Behind the dish, Dioner Navarro finally gets another shot at being the everyday guy, but it’s unclear what that brings. He impressed in limited action last year with the Cubs, compiling a .374 wOBA with 13 home runs. That power, however, is well-ahead of his career norms. In fact, his previous career high was nine homers in 2007. It feels wrong to assume such an increase in power will sustain itself — and while it’s notable that Oliver projects Navarro to hit .269/.336/.444 with 22 home runs, that comes with 600 plate appearances, which will surely not happen. The Steamer projections seem reasonable: .253/.321/.398 with 10 homers. That’s essentially a mix between Ryan Doumit and A.J. Ellis from last year, which puts him in the lower-teens in terms of rankings.
Certainly not something to get excited about on draft day. I’d much rather take a shot at Yan Gomes, Jarrod Saltalamacchia or even Josmil Pinto before settling for Dioner Navarro. Granted, two catcher leagues will have to reckon with Navarro much more than standard leagues, so take such an evaluation with a grain of salt.

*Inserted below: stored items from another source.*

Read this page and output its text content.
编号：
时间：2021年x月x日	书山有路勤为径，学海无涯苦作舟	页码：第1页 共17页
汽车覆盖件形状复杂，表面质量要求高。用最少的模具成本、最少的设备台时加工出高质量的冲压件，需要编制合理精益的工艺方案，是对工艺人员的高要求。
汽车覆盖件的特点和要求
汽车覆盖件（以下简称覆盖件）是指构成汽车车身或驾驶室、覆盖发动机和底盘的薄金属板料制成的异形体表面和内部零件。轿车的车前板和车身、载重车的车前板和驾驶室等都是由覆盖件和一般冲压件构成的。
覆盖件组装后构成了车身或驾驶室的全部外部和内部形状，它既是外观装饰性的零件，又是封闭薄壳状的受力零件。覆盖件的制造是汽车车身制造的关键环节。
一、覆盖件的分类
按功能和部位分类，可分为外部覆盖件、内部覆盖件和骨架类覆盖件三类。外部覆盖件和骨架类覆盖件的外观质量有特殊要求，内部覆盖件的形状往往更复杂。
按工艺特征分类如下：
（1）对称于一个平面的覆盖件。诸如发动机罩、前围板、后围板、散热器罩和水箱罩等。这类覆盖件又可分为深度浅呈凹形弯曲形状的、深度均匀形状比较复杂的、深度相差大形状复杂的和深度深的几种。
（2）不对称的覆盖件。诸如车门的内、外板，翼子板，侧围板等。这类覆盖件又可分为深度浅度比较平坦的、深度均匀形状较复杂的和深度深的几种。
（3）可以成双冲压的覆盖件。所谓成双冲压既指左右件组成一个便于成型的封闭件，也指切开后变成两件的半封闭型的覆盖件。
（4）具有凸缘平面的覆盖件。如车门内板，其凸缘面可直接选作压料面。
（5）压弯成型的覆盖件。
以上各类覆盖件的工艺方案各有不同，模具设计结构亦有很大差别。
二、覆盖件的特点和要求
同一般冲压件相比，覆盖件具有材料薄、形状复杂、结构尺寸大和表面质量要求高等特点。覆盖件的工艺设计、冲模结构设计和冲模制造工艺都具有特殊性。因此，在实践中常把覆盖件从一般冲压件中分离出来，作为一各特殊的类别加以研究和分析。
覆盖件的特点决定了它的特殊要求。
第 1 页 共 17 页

When looking at the Blue Jays’ infield overall, there’s a little to place in each category of fantasy usefulness. Edwin Encarnacion and Jose Reyes are top two-or-three options at their respective positions. Brett Lawrie and Adam Lind have value, but it’s much more in the mid-teens range. Finally, guys like Ryan Goins and Dioner Navarro are probably not fantasy options in standard leagues at this point. Draft (or don’t draft) accordingly.